Neanderthals could make the same sounds as humans

Neanderthals found to speak like humans 0:54

(CNN) – Forget those brutal cavemen grunts. Neanderthals, our closest ancestors, could have produced the same sounds that humans do today, according to a study that models the hearing ability of Stone Age hominins that became extinct about 40,000 years ago.

Determining whether Neanderthals and other human ancestors were capable of sophisticated spoken language has been a long-standing topic of debate in human evolution.

New research published Monday suggests that Neanderthals had a vocal communication system that could have been similar to human speech.

‘Neanderthals could have made all sounds in that frequency range, like us. There does not appear to be any difference in their ability to produce speech sounds. So they definitely could have said ‘hello’ or ‘ok’ if those expressions had any meaning to them, “said Rolf Quam, associate professor and director of the evolutionary studies program at Binghamton University in New York, in an email. .

Studying the evolution of language is notoriously complicated, the researchers said, since the soft tissue that makes up brains and vocal tracts is not preserved in the fossil record.

Fortunately, the bones that make up the auditory system have been preserved.

With the help of CT scans, the team created 3-D models to reconstruct how Neanderthals listened using information from the fossilized auditory structures of various Homo sapiens, Neanderthals, and earlier fossils of a group of hominids believed to be the ancestors. of Neanderthals.

They used this information to reverse engineer them to determine how they would have communicated.

A virtual reconstruction of the ear in a modern human (left) and a Neanderthal skull. Whether Neanderthals and other human ancestors were capable of sophisticated spoken language has been a long-standing topic of debate in human evolution.


Quam said the research was “the first comprehensive study of Neanderthal hearing abilities” and considered more than 30 variables, including the ear canal, the eardrum, the bones of the ear and the air-filled spaces in the ear.

They were able to measure how the energy in sound travels from the surrounding environment through the ear canal, to the eardrum, through the tiny bones of the middle ear to the inner ear, a process called transmission of sound power.

This information helped the team calculate the occupied bandwidth, which is the frequency range in which at least 90% of the sound energy arrives.

This is the “frequency range in which we hear best,” Quam explained. “We still hear sounds outside of this range, but this range is a kind of ‘sweet spot’ where our ears are most attuned to sounds.”

They found that the bandwidth of Neanderthals was greater than that of the older hominin population. It was very similar to living humans and would have encompassed most of the sounds made in human language.

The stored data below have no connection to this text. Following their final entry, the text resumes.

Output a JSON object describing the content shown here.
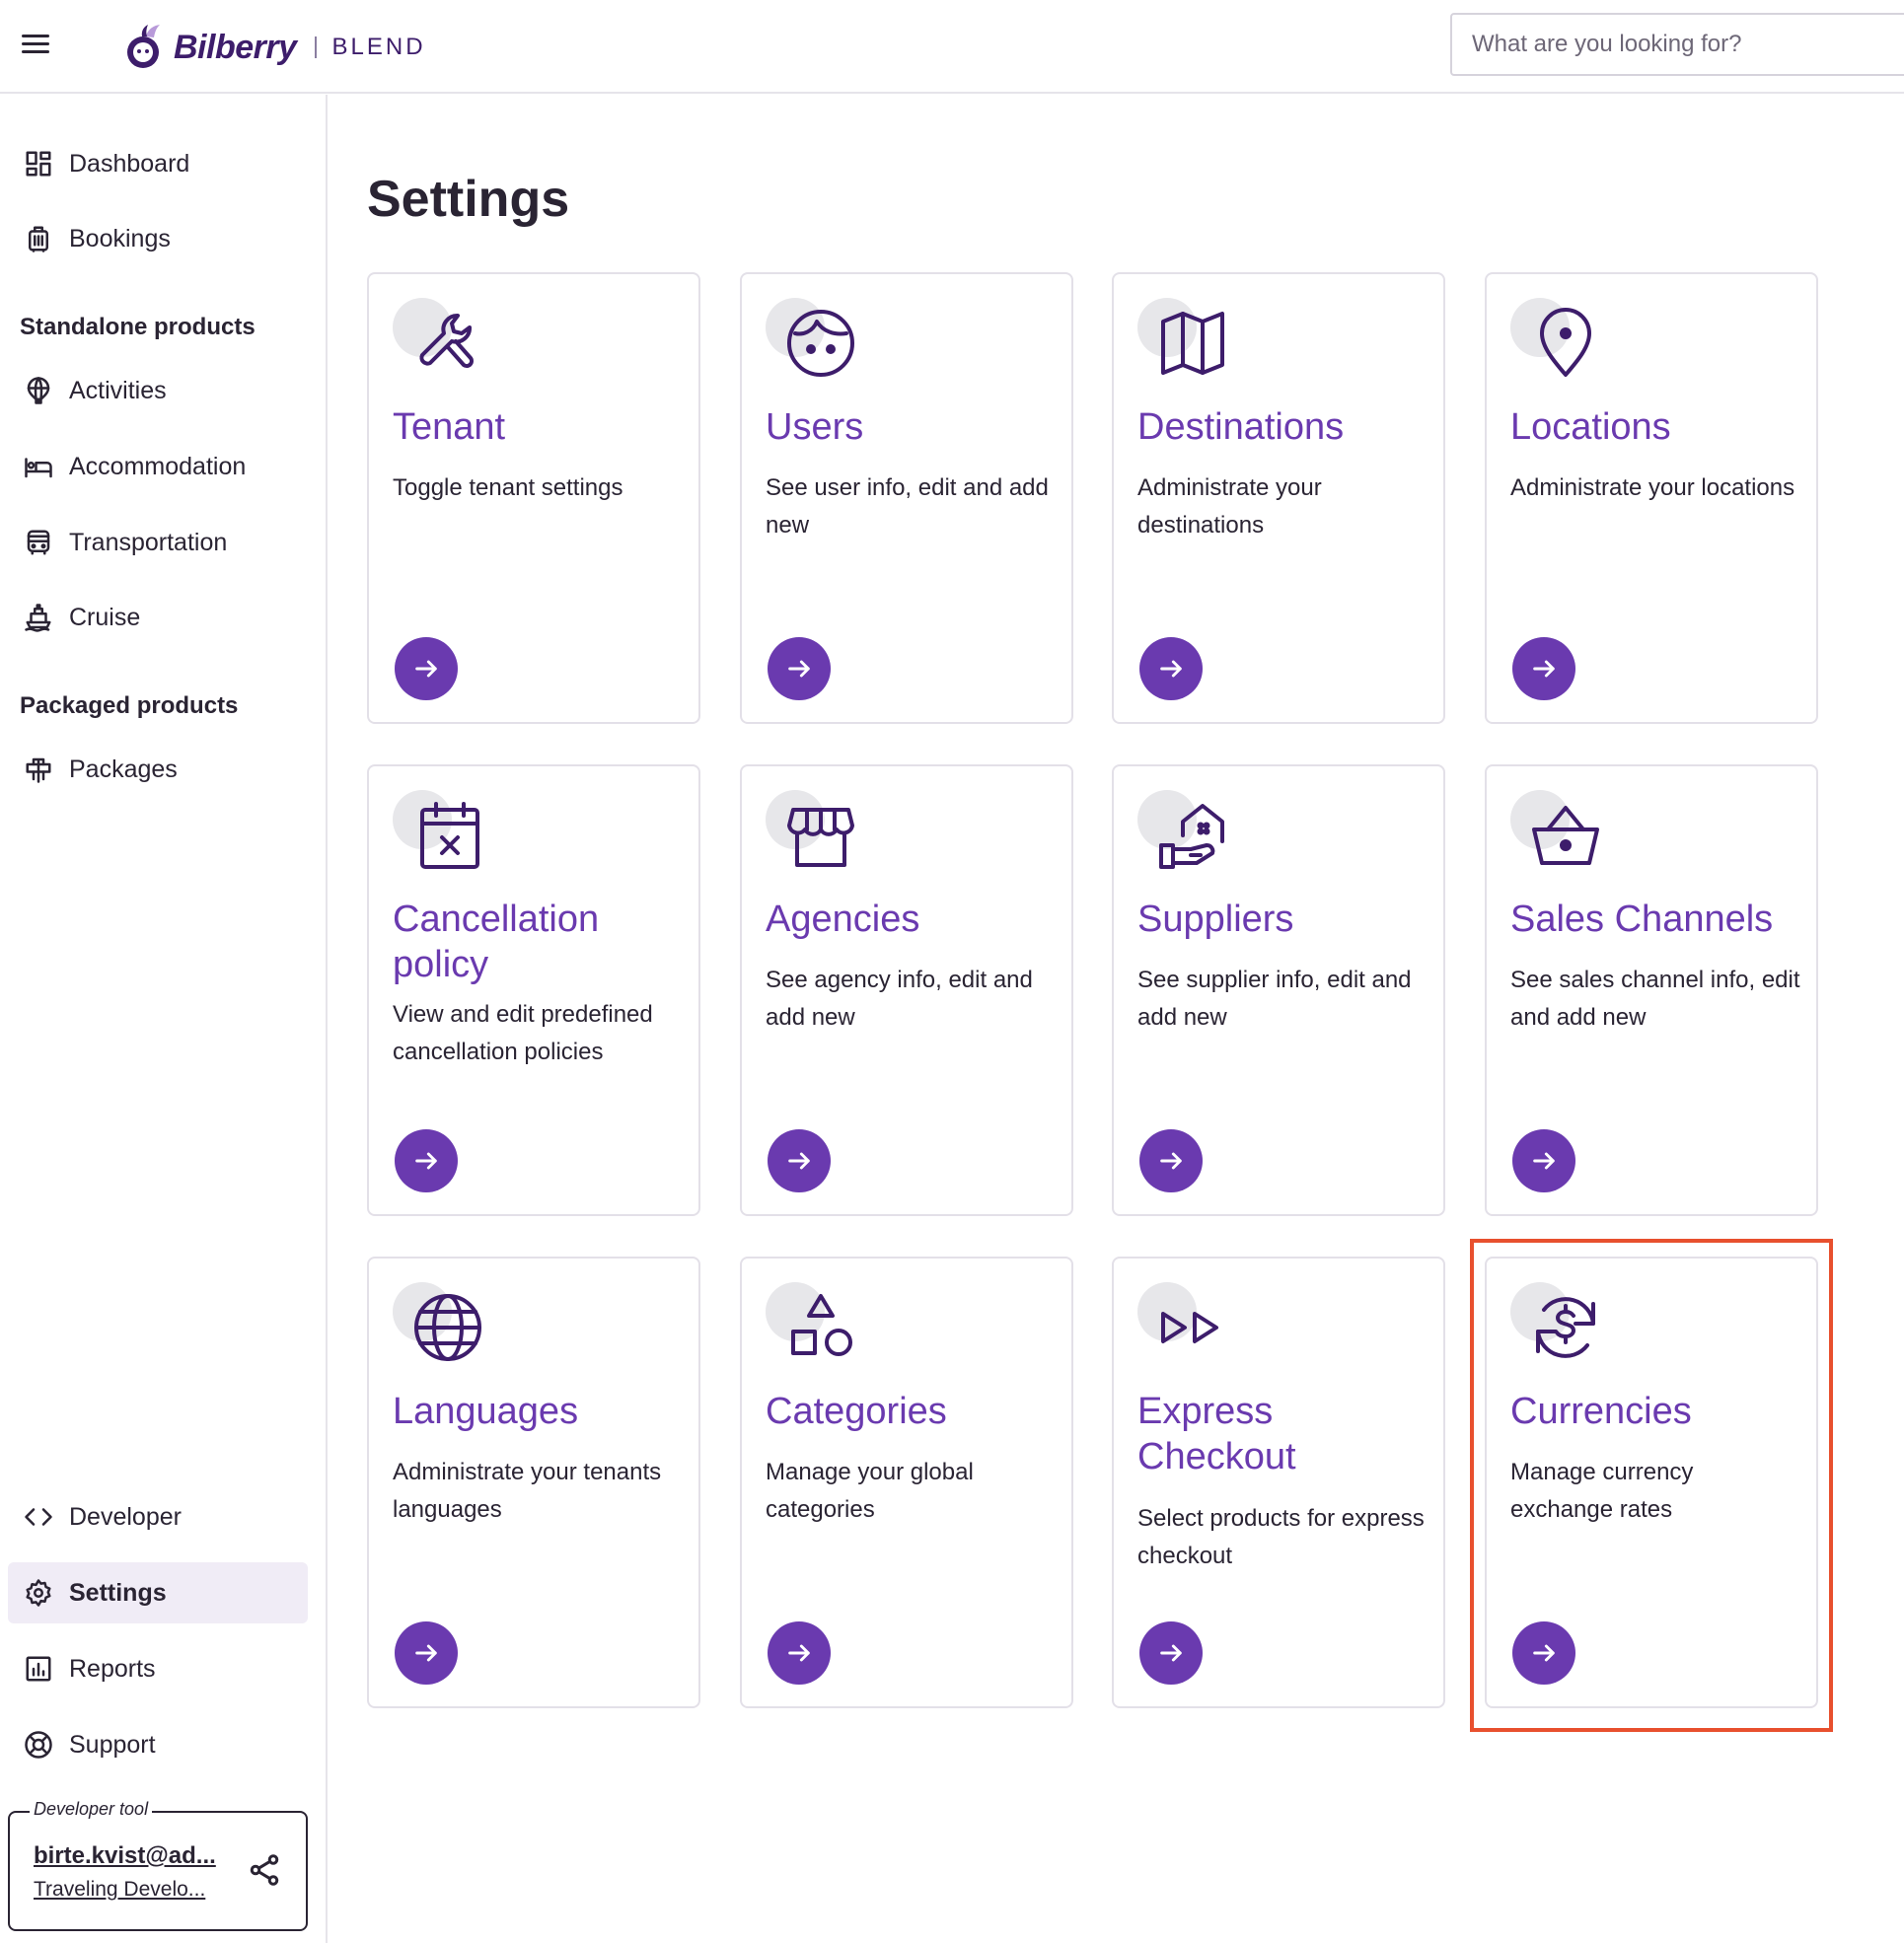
{
  "header": {
    "brand_name": "Bilberry",
    "product_name": "BLEND",
    "search_placeholder": "What are you looking for?"
  },
  "sidebar": {
    "items_top": [
      {
        "label": "Dashboard",
        "icon": "dashboard-icon"
      },
      {
        "label": "Bookings",
        "icon": "luggage-icon"
      }
    ],
    "standalone_heading": "Standalone products",
    "standalone_items": [
      {
        "label": "Activities",
        "icon": "hot-air-balloon-icon"
      },
      {
        "label": "Accommodation",
        "icon": "bed-icon"
      },
      {
        "label": "Transportation",
        "icon": "bus-icon"
      },
      {
        "label": "Cruise",
        "icon": "ship-icon"
      }
    ],
    "packaged_heading": "Packaged products",
    "packaged_items": [
      {
        "label": "Packages",
        "icon": "package-icon"
      }
    ],
    "items_bottom": [
      {
        "label": "Developer",
        "icon": "code-icon"
      },
      {
        "label": "Settings",
        "icon": "gear-icon",
        "active": true
      },
      {
        "label": "Reports",
        "icon": "chart-icon"
      },
      {
        "label": "Support",
        "icon": "lifebuoy-icon"
      }
    ],
    "devtool": {
      "legend": "Developer tool",
      "email": "birte.kvist@ad...",
      "org": "Traveling Develo..."
    }
  },
  "main": {
    "title": "Settings",
    "cards": [
      {
        "title": "Tenant",
        "description": "Toggle tenant settings",
        "icon": "wrench-icon"
      },
      {
        "title": "Users",
        "description": "See user info, edit and add new",
        "icon": "face-icon"
      },
      {
        "title": "Destinations",
        "description": "Administrate your destinations",
        "icon": "map-icon"
      },
      {
        "title": "Locations",
        "description": "Administrate your locations",
        "icon": "map-pin-icon"
      },
      {
        "title": "Cancellation policy",
        "description": "View and edit predefined cancellation policies",
        "icon": "calendar-x-icon"
      },
      {
        "title": "Agencies",
        "description": "See agency info, edit and add new",
        "icon": "storefront-icon"
      },
      {
        "title": "Suppliers",
        "description": "See supplier info, edit and add new",
        "icon": "hand-house-icon"
      },
      {
        "title": "Sales Channels",
        "description": "See sales channel info, edit and add new",
        "icon": "basket-icon"
      },
      {
        "title": "Languages",
        "description": "Administrate your tenants languages",
        "icon": "globe-icon"
      },
      {
        "title": "Categories",
        "description": "Manage your global categories",
        "icon": "shapes-icon"
      },
      {
        "title": "Express Checkout",
        "description": "Select products for express checkout",
        "icon": "fast-forward-icon"
      },
      {
        "title": "Currencies",
        "description": "Manage currency exchange rates",
        "icon": "currency-exchange-icon",
        "highlighted": true
      }
    ]
  },
  "colors": {
    "accent": "#6a3aaf",
    "brand_dark": "#3d1d6b",
    "highlight": "#e8502e",
    "active_nav_bg": "#f0ecf6"
  }
}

The research, published in the journal Nature Ecology & Evolution, suggested that Neanderthal speech would have involved increased use of consonants, a vocal signal that separates human speech and language from communication patterns in other primates, which are capable of emitting vocal sounds.

Complex lives

Many researchers now assume that Neanderthals led complex lives and would have developed the ability to speak, said Chris Stringer, research leader in human origins and professor at London’s Natural History Museum.

Recent archaeological finds suggest that they wore jewelry, produced art, and had their own rituals, suggesting that they were capable of symbolic thinking and the cognitive equivalents of early modern humans.

“Whether they had languages ​​as complex as ours is not something that can be determined from this research, as language is a product of the brain, not the auditory and vocal systems,” said Stringer, who was not involved in the study.

Alexander Stoessel, an evolutionary biologist at the Friedrich Schiller University of Jena in Germany who studies acoustic communication, said he largely agreed with the research findings. But Stoessel, who was not involved in the study, noted that his models had made assumptions about “soft tissue parameters” in the ear, something that can strongly influence sound transmission.

Neanderthals and early Homo sapiens lived in some of the same places and were likely found over a period of thousands of years before we emerged as the sole surviving hominin. Sometimes they had children, the evidence is in our DNA. Could they have chatted with each other?

«It is difficult to communicate with people from my neighboring countries. I doubt they spoke the same language, but I think they were able to communicate in one way or another, ”Stoessel said.

“They were having sex with each other, so one type of communication was likely.”